Comme tu vois, on était bien contentes d’être ensemble ; beaucoup parlé d’Auroville, de Jean Yves, de vous deux ; de Francis aussi. Sans doute sommes-nous différentes l’une de l’autre, surtout je le suppose dans notre contact extérieur avec autrui ; mais sur certains points essentiels, et dans notre échange confiant, nous nous ressentons « sœurs » (et puis il y a le même compagnon entre nous, ça compte, et là, de manière positive).

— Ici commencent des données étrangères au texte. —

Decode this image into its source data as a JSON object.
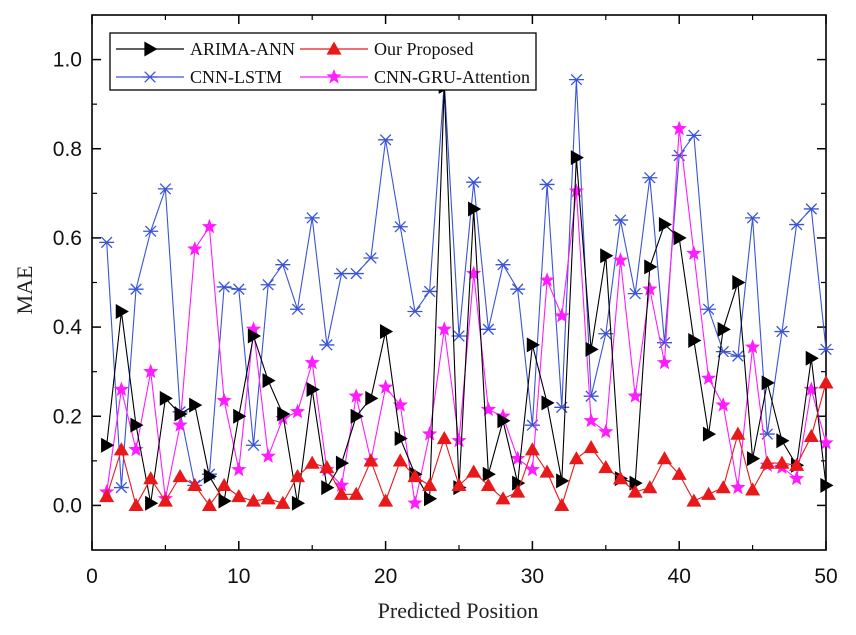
{
  "chart_data": {
    "type": "line",
    "title": "",
    "xlabel": "Predicted Position",
    "ylabel": "MAE",
    "xlim": [
      0,
      50
    ],
    "ylim": [
      -0.1,
      1.1
    ],
    "x_ticks": [
      0,
      10,
      20,
      30,
      40,
      50
    ],
    "x_tick_labels": [
      "0",
      "10",
      "20",
      "30",
      "40",
      "50"
    ],
    "y_ticks": [
      0.0,
      0.2,
      0.4,
      0.6,
      0.8,
      1.0
    ],
    "y_tick_labels": [
      "0.0",
      "0.2",
      "0.4",
      "0.6",
      "0.8",
      "1.0"
    ],
    "grid": false,
    "legend_position": "top-left",
    "x": [
      1,
      2,
      3,
      4,
      5,
      6,
      7,
      8,
      9,
      10,
      11,
      12,
      13,
      14,
      15,
      16,
      17,
      18,
      19,
      20,
      21,
      22,
      23,
      24,
      25,
      26,
      27,
      28,
      29,
      30,
      31,
      32,
      33,
      34,
      35,
      36,
      37,
      38,
      39,
      40,
      41,
      42,
      43,
      44,
      45,
      46,
      47,
      48,
      49,
      50
    ],
    "series": [
      {
        "name": "ARIMA-ANN",
        "color": "#000000",
        "marker": "triangle-right",
        "values": [
          0.135,
          0.435,
          0.18,
          0.005,
          0.24,
          0.205,
          0.225,
          0.065,
          0.01,
          0.2,
          0.38,
          0.28,
          0.205,
          0.005,
          0.26,
          0.04,
          0.095,
          0.2,
          0.24,
          0.39,
          0.15,
          0.07,
          0.015,
          0.94,
          0.04,
          0.665,
          0.07,
          0.19,
          0.05,
          0.36,
          0.23,
          0.055,
          0.78,
          0.35,
          0.56,
          0.06,
          0.05,
          0.535,
          0.63,
          0.6,
          0.37,
          0.16,
          0.395,
          0.5,
          0.105,
          0.275,
          0.145,
          0.09,
          0.33,
          0.045
        ]
      },
      {
        "name": "Our Proposed",
        "color": "#e8191a",
        "marker": "triangle-up",
        "values": [
          0.02,
          0.125,
          0.0,
          0.06,
          0.01,
          0.065,
          0.045,
          0.0,
          0.045,
          0.02,
          0.01,
          0.015,
          0.005,
          0.065,
          0.095,
          0.085,
          0.025,
          0.025,
          0.1,
          0.01,
          0.1,
          0.065,
          0.045,
          0.15,
          0.045,
          0.075,
          0.045,
          0.015,
          0.03,
          0.125,
          0.075,
          0.0,
          0.105,
          0.13,
          0.085,
          0.06,
          0.03,
          0.04,
          0.105,
          0.07,
          0.01,
          0.025,
          0.04,
          0.16,
          0.035,
          0.095,
          0.095,
          0.09,
          0.155,
          0.275
        ]
      },
      {
        "name": "CNN-LSTM",
        "color": "#3a54d8",
        "marker": "asterisk",
        "values": [
          0.59,
          0.04,
          0.485,
          0.615,
          0.71,
          0.21,
          0.045,
          0.07,
          0.49,
          0.485,
          0.135,
          0.495,
          0.54,
          0.44,
          0.645,
          0.36,
          0.52,
          0.52,
          0.555,
          0.82,
          0.625,
          0.435,
          0.48,
          0.95,
          0.38,
          0.725,
          0.395,
          0.54,
          0.485,
          0.18,
          0.72,
          0.22,
          0.955,
          0.245,
          0.385,
          0.64,
          0.475,
          0.735,
          0.365,
          0.785,
          0.83,
          0.44,
          0.345,
          0.335,
          0.645,
          0.16,
          0.39,
          0.63,
          0.665,
          0.35
        ]
      },
      {
        "name": "CNN-GRU-Attention",
        "color": "#ff1cff",
        "marker": "star",
        "values": [
          0.03,
          0.26,
          0.125,
          0.3,
          0.015,
          0.18,
          0.575,
          0.625,
          0.235,
          0.08,
          0.395,
          0.11,
          0.195,
          0.21,
          0.32,
          0.08,
          0.045,
          0.245,
          0.1,
          0.265,
          0.225,
          0.005,
          0.16,
          0.395,
          0.145,
          0.52,
          0.215,
          0.2,
          0.105,
          0.08,
          0.505,
          0.425,
          0.705,
          0.19,
          0.165,
          0.55,
          0.245,
          0.485,
          0.32,
          0.845,
          0.565,
          0.285,
          0.225,
          0.04,
          0.355,
          0.09,
          0.085,
          0.06,
          0.26,
          0.14
        ]
      }
    ]
  }
}
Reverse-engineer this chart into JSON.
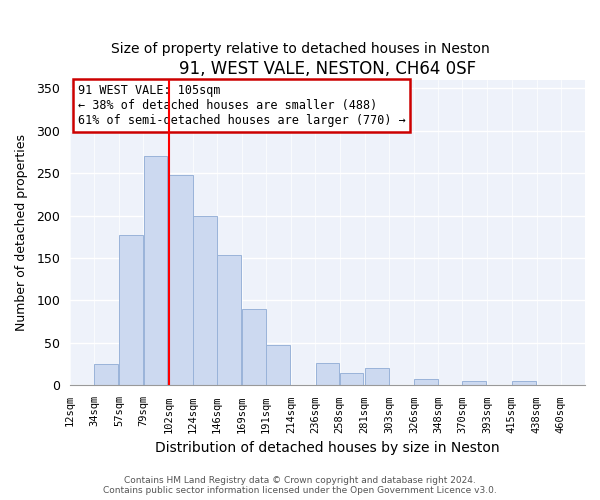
{
  "title": "91, WEST VALE, NESTON, CH64 0SF",
  "subtitle": "Size of property relative to detached houses in Neston",
  "xlabel": "Distribution of detached houses by size in Neston",
  "ylabel": "Number of detached properties",
  "bar_color": "#ccd9f0",
  "bar_edge_color": "#99b3d9",
  "vline_x": 102,
  "vline_color": "red",
  "annotation_title": "91 WEST VALE: 105sqm",
  "annotation_line1": "← 38% of detached houses are smaller (488)",
  "annotation_line2": "61% of semi-detached houses are larger (770) →",
  "annotation_box_color": "white",
  "annotation_box_edge": "#cc0000",
  "bins_left": [
    12,
    34,
    57,
    79,
    102,
    124,
    146,
    169,
    191,
    214,
    236,
    258,
    281,
    303,
    326,
    348,
    370,
    393,
    415,
    438
  ],
  "bin_width": 22,
  "bar_heights": [
    0,
    25,
    177,
    270,
    248,
    199,
    153,
    90,
    48,
    0,
    26,
    15,
    21,
    0,
    8,
    0,
    5,
    0,
    5,
    0
  ],
  "ylim": [
    0,
    360
  ],
  "yticks": [
    0,
    50,
    100,
    150,
    200,
    250,
    300,
    350
  ],
  "xtick_labels": [
    "12sqm",
    "34sqm",
    "57sqm",
    "79sqm",
    "102sqm",
    "124sqm",
    "146sqm",
    "169sqm",
    "191sqm",
    "214sqm",
    "236sqm",
    "258sqm",
    "281sqm",
    "303sqm",
    "326sqm",
    "348sqm",
    "370sqm",
    "393sqm",
    "415sqm",
    "438sqm",
    "460sqm"
  ],
  "footer_line1": "Contains HM Land Registry data © Crown copyright and database right 2024.",
  "footer_line2": "Contains public sector information licensed under the Open Government Licence v3.0.",
  "bg_color": "#ffffff",
  "plot_bg_color": "#eef2fa",
  "grid_color": "#ffffff",
  "title_fontsize": 12,
  "subtitle_fontsize": 10
}
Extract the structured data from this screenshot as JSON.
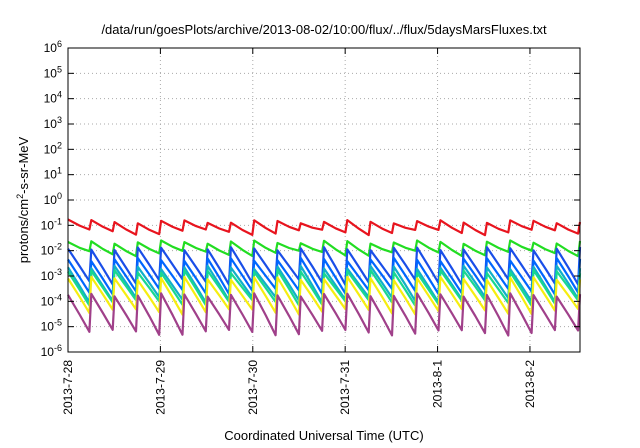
{
  "chart_data": {
    "type": "line",
    "title": "/data/run/goesPlots/archive/2013-08-02/10:00/flux/../flux/5daysMarsFluxes.txt",
    "xlabel": "Coordinated Universal Time (UTC)",
    "ylabel": "protons/cm2-s-sr-MeV",
    "ylabel_parts": {
      "before": "protons/cm",
      "sup": "2",
      "after": "-s-sr-MeV"
    },
    "y_scale": "log",
    "ylim": [
      1e-06,
      1000000.0
    ],
    "xlim": [
      "2013-07-28 00:00",
      "2013-08-02 13:00"
    ],
    "grid": true,
    "legend": "none",
    "x_ticks": [
      {
        "date": "2013-07-28",
        "label": "2013-7-28"
      },
      {
        "date": "2013-07-29",
        "label": "2013-7-29"
      },
      {
        "date": "2013-07-30",
        "label": "2013-7-30"
      },
      {
        "date": "2013-07-31",
        "label": "2013-7-31"
      },
      {
        "date": "2013-08-01",
        "label": "2013-8-1"
      },
      {
        "date": "2013-08-02",
        "label": "2013-8-2"
      }
    ],
    "y_ticks": [
      {
        "exp": -6,
        "base": "10",
        "sup": "-6"
      },
      {
        "exp": -5,
        "base": "10",
        "sup": "-5"
      },
      {
        "exp": -4,
        "base": "10",
        "sup": "-4"
      },
      {
        "exp": -3,
        "base": "10",
        "sup": "-3"
      },
      {
        "exp": -2,
        "base": "10",
        "sup": "-2"
      },
      {
        "exp": -1,
        "base": "10",
        "sup": "-1"
      },
      {
        "exp": 0,
        "base": "10",
        "sup": "0"
      },
      {
        "exp": 1,
        "base": "10",
        "sup": "1"
      },
      {
        "exp": 2,
        "base": "10",
        "sup": "2"
      },
      {
        "exp": 3,
        "base": "10",
        "sup": "3"
      },
      {
        "exp": 4,
        "base": "10",
        "sup": "4"
      },
      {
        "exp": 5,
        "base": "10",
        "sup": "5"
      },
      {
        "exp": 6,
        "base": "10",
        "sup": "6"
      }
    ],
    "series_description": "Eight channels, each a sawtooth with ~22 cycles over 5.5 days: sharp rise then gradual decay. Values approximate (peak/trough).",
    "series": [
      {
        "color": "#e8141e",
        "peak": 0.14,
        "trough": 0.055,
        "start_peak": 0.17,
        "end_trough": 0.045
      },
      {
        "color": "#22dd22",
        "peak": 0.022,
        "trough": 0.008
      },
      {
        "color": "#1a4ee8",
        "peak": 0.012,
        "trough": 0.0006
      },
      {
        "color": "#0066ff",
        "peak": 0.0045,
        "trough": 0.00025
      },
      {
        "color": "#11b0c8",
        "peak": 0.0022,
        "trough": 0.00012
      },
      {
        "color": "#18d890",
        "peak": 0.0015,
        "trough": 9e-05
      },
      {
        "color": "#f6ee10",
        "peak": 0.0008,
        "trough": 4e-05
      },
      {
        "color": "#a0408a",
        "peak": 0.00018,
        "trough": 6e-06
      }
    ],
    "cycles": 22,
    "grid_color": "#aaaaaa",
    "axis_color": "#000000"
  }
}
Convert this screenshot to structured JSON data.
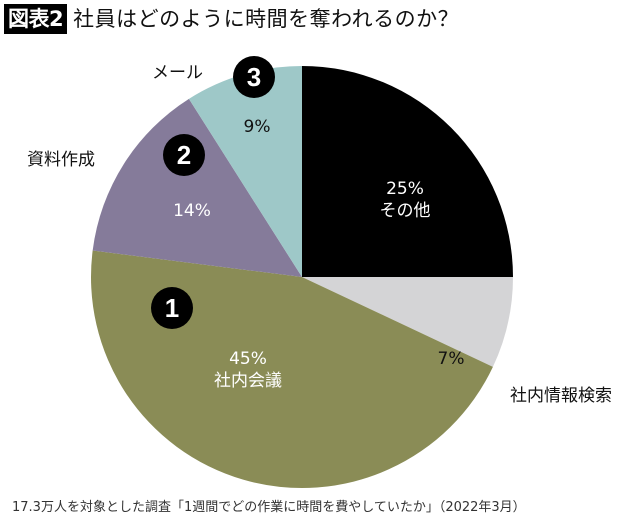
{
  "header": {
    "badge": "図表2",
    "title": "社員はどのように時間を奪われるのか？"
  },
  "footnote": "17.3万人を対象とした調査「1週間でどの作業に時間を費やしていたか」（2022年3月）",
  "labels": {
    "other_pct": "25%",
    "other_name": "その他",
    "search_pct": "7%",
    "search_name": "社内情報検索",
    "meeting_pct": "45%",
    "meeting_name": "社内会議",
    "docs_pct": "14%",
    "docs_name": "資料作成",
    "mail_pct": "9%",
    "mail_name": "メール",
    "rank1": "1",
    "rank2": "2",
    "rank3": "3"
  },
  "colors": {
    "other": "#000000",
    "search": "#d4d4d6",
    "meeting": "#8a8c56",
    "docs": "#857b9a",
    "mail": "#9ec8c8"
  },
  "chart_data": {
    "type": "pie",
    "title": "社員はどのように時間を奪われるのか？",
    "subtitle": "図表2",
    "categories": [
      "その他",
      "社内情報検索",
      "社内会議",
      "資料作成",
      "メール"
    ],
    "values": [
      25,
      7,
      45,
      14,
      9
    ],
    "unit": "%",
    "colors": [
      "#000000",
      "#d4d4d6",
      "#8a8c56",
      "#857b9a",
      "#9ec8c8"
    ],
    "start_angle": "12 o'clock",
    "direction": "clockwise",
    "rank_annotations": [
      {
        "rank": 1,
        "category": "社内会議"
      },
      {
        "rank": 2,
        "category": "資料作成"
      },
      {
        "rank": 3,
        "category": "メール"
      }
    ],
    "note": "17.3万人を対象とした調査「1週間でどの作業に時間を費やしていたか」（2022年3月）",
    "legend": "none (direct labels)"
  }
}
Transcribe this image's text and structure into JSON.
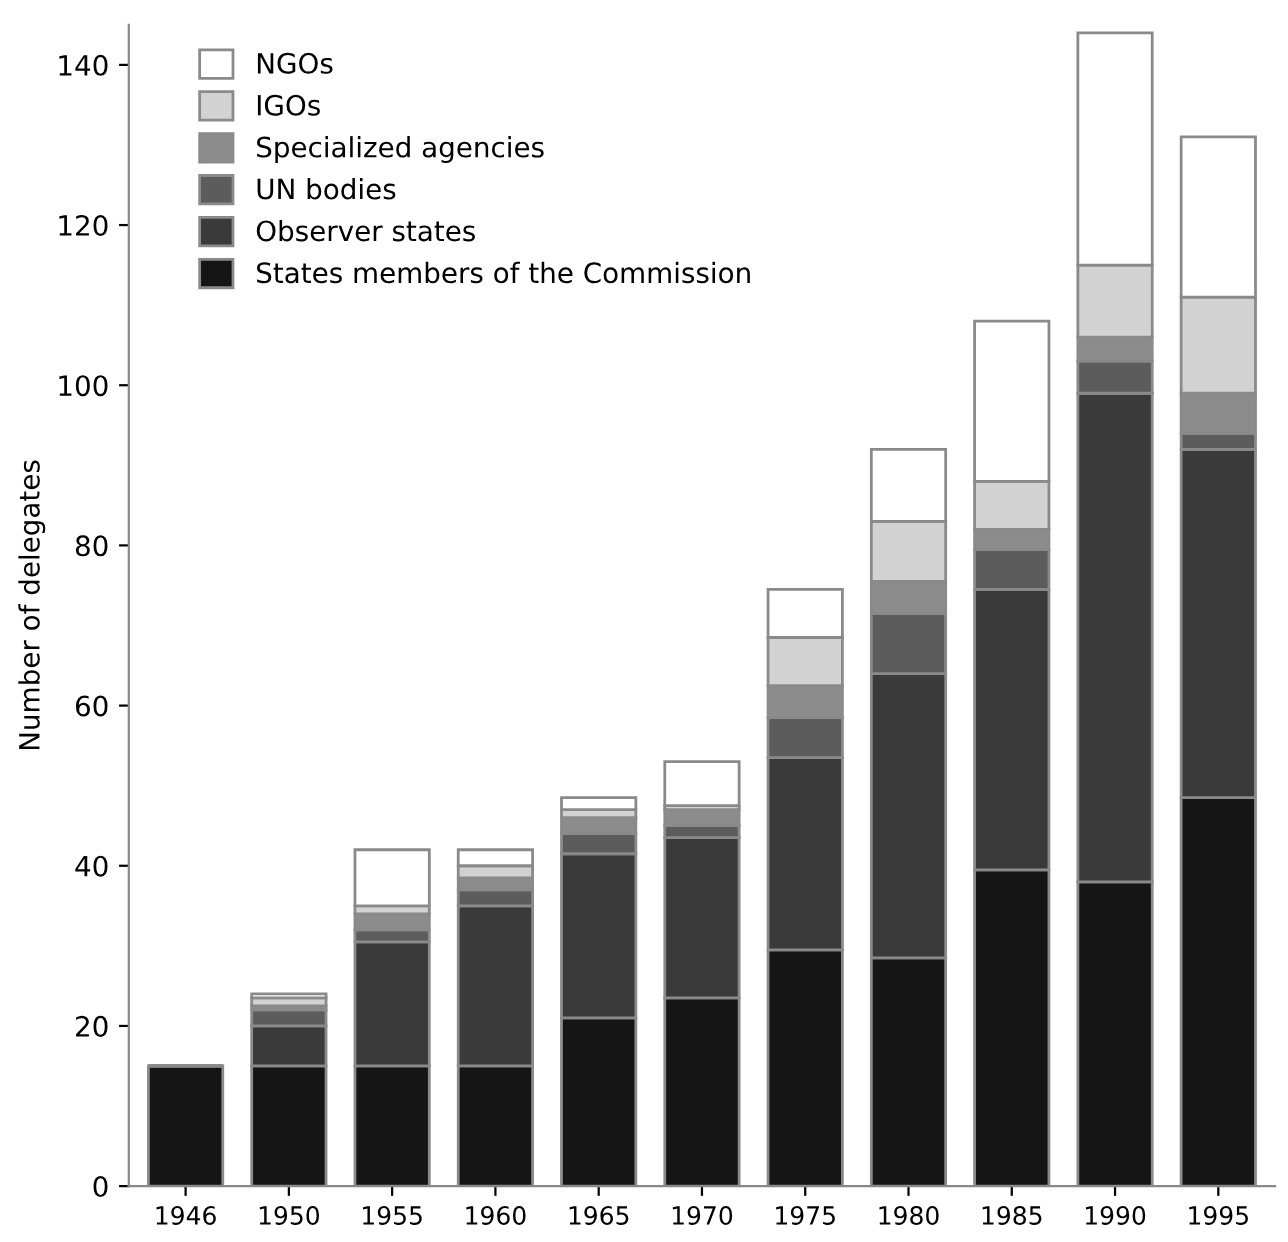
{
  "chart_data": {
    "type": "bar",
    "stacked": true,
    "ylabel": "Number of delegates",
    "categories": [
      "1946",
      "1950",
      "1955",
      "1960",
      "1965",
      "1970",
      "1975",
      "1980",
      "1985",
      "1990",
      "1995"
    ],
    "series": [
      {
        "name": "States members of the Commission",
        "color": "#151515",
        "values": [
          15,
          15,
          15,
          15,
          21,
          23.5,
          29.5,
          28.5,
          39.5,
          38,
          48.5
        ]
      },
      {
        "name": "Observer states",
        "color": "#3a3a3a",
        "values": [
          0,
          5,
          15.5,
          20,
          20.5,
          20,
          24,
          35.5,
          35,
          61,
          43.5
        ]
      },
      {
        "name": "UN bodies",
        "color": "#5c5c5c",
        "values": [
          0,
          2,
          1.5,
          2,
          2.5,
          1.5,
          5,
          7.5,
          5,
          4,
          2
        ]
      },
      {
        "name": "Specialized agencies",
        "color": "#8c8c8c",
        "values": [
          0,
          0.5,
          2,
          1.5,
          2,
          2,
          4,
          4,
          2.5,
          3,
          5
        ]
      },
      {
        "name": "IGOs",
        "color": "#d2d2d2",
        "values": [
          0,
          1,
          1,
          1.5,
          1,
          0.5,
          6,
          7.5,
          6,
          9,
          12
        ]
      },
      {
        "name": "NGOs",
        "color": "#ffffff",
        "values": [
          0,
          0.5,
          7,
          2,
          1.5,
          5.5,
          6,
          9,
          20,
          29,
          20
        ]
      }
    ],
    "ylim": [
      0,
      145
    ],
    "yticks": [
      0,
      20,
      40,
      60,
      80,
      100,
      120,
      140
    ],
    "grid": false,
    "legend": "top left"
  }
}
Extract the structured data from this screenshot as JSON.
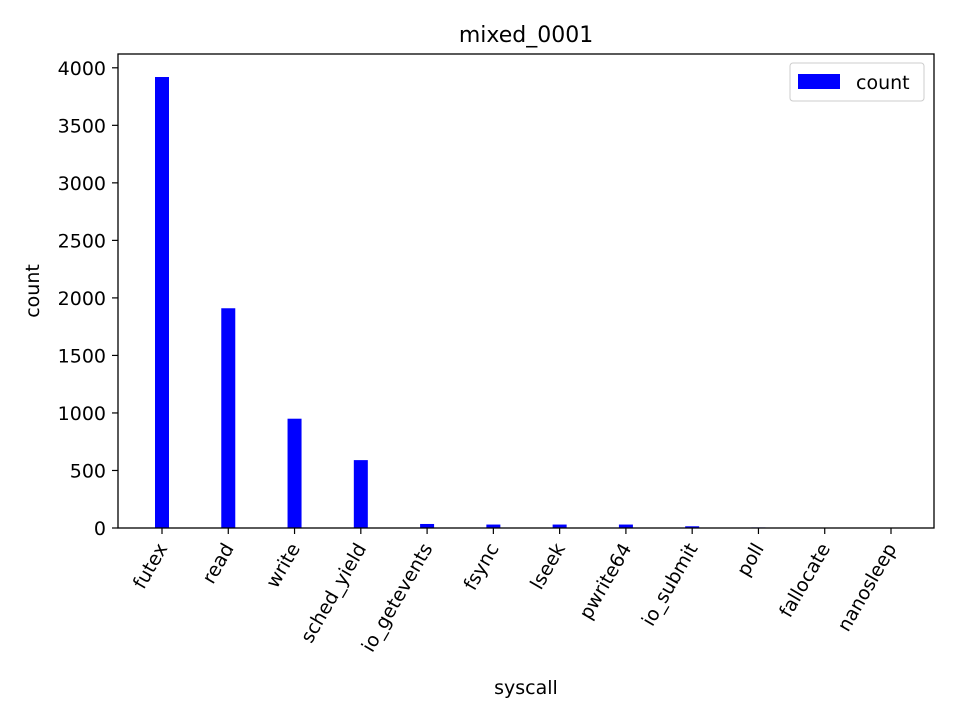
{
  "chart_data": {
    "type": "bar",
    "title": "mixed_0001",
    "xlabel": "syscall",
    "ylabel": "count",
    "categories": [
      "futex",
      "read",
      "write",
      "sched_yield",
      "io_getevents",
      "fsync",
      "lseek",
      "pwrite64",
      "io_submit",
      "poll",
      "fallocate",
      "nanosleep"
    ],
    "series": [
      {
        "name": "count",
        "color": "#0000ff",
        "values": [
          3920,
          1910,
          950,
          590,
          35,
          30,
          30,
          30,
          15,
          5,
          2,
          2
        ]
      }
    ],
    "ylim": [
      0,
      4120
    ],
    "yticks": [
      0,
      500,
      1000,
      1500,
      2000,
      2500,
      3000,
      3500,
      4000
    ],
    "grid": false,
    "legend_position": "top-right"
  }
}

On était heureuses de nous dire : « d’un côté il y a les deux vraiment frères Jean Yves et Divakar, de l’autre les deux sœurs… » ! Et ce sont des « coïncidences » qui portent en elles beaucoup de force et de sens. Tout à l’heure j’emmène Aruna déjeuner dans le petit bar voisin… et dans l’après-midi René l’emmène se promener… ! Je garde l’impression – mais elle peut changer – qu’Aruna ne se sent pas à l’aise avec moi ; cela avait déjà commencé quand elle avait senti mon amitié pour Barbara, mais surtout René a dû fiche la pagaïe, tout en se moquant pas mal des effets. Il est vrai que rien de tout ça n’est grave ; ou plutôt, les derniers « évènements » qu’il a créés à Sincérité m’ont, moi, bien assagie… ! … Mercredi soir, on a dîné avec Ulrich, que je n’avais pas revu depuis six semaines ou plus. Hervé est venu nous rejoindre ; plus que jamais, assis l’un à côté de l’autre, Ulrich paraissait le père de ce jeune adolescent ; et cela lui donnait un surplus je dirais d’élégance et de gravité. Il est de plus en plus attaché à leur maison dans les Alpilles… et je crois que Philippe et lui vont réaliser une vie dont ils rêvent : Paris le moins possible, en fonction de leur profession…

… Tendrement,

Colette.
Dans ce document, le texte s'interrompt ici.